Erdoğan da önceki günkü Kabine toplantısının ardından dedi ki; “Ne PKK ve Suriye’deki uzantıları ne DEAŞ ülkemizin muhatabı değildir, bilakis muarızıdır. Suriye’nin toprak bütünlüğünün mutlaka ama mutlaka korunması gerekiyor. Suriye’nin bugününe de geleceğine de karar verecek olan Suriye halkıdır. Komşuları ve kardeşleri olarak bize düşen Suriye halkının ülkelerini yeniden toparlama, yeniden ayağa kaldırma, yeniden mamur etme çabalarına güçlü bir şekilde destek olmaktır. Tekrar söylüyorum: Arap, Türkmen, Kürt, Sünni, Alevi, Nusayri, Hıristiyan fark etmeksizin Suriyelilerin tamamının sulh içinde yaşadığı bir Suriye, Türkiye’nin en büyük özlemi, hayali ve hedefidir.”
Barzanistan’daki Hava
Ankara’nın Irak’ın işgâli öncesinde ABD ile, “No Kurdish state” pazarlığı yaptığını, ama şimdi kendisini “güney Kürdistan” olarak nitelendiren Barzanistan’la nasıl “dost” olduğunu hatırlatmayıp buradaki havaya bakalım.

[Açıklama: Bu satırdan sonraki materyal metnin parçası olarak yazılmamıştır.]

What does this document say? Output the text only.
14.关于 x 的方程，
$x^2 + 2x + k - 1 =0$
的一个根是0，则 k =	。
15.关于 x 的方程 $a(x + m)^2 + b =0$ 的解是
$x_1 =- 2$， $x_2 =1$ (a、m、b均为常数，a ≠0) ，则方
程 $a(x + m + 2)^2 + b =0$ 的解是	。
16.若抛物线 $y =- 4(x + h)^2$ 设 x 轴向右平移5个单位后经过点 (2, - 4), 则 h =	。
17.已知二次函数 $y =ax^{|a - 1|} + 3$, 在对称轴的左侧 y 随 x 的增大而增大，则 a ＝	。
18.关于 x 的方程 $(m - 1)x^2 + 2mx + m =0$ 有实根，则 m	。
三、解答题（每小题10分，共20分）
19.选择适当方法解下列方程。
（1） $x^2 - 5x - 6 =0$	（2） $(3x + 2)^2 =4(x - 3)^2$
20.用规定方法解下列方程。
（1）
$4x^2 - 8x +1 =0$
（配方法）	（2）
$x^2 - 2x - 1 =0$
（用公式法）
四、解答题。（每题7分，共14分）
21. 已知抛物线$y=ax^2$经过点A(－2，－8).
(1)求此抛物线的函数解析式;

Barzanistan niye önemli? Çünkü ABD ve Fransa başta olmak üzere bilimum emperyalist ülke, yıllardır PKK/YPG kontrolündeki Rojava ile Barzani’ye bağlı grupların oluşturduğu Suriye Kürt Ulusal Konseyi’ni (ENKS) uzlaştırmaya çalışıyor. Nitekim daha geçen ayın sonlarında Fransa’nın Suriye Temsilcisi, iki tarafı yeniden müzakere masasına oturtmak için kolları sıvamıştı.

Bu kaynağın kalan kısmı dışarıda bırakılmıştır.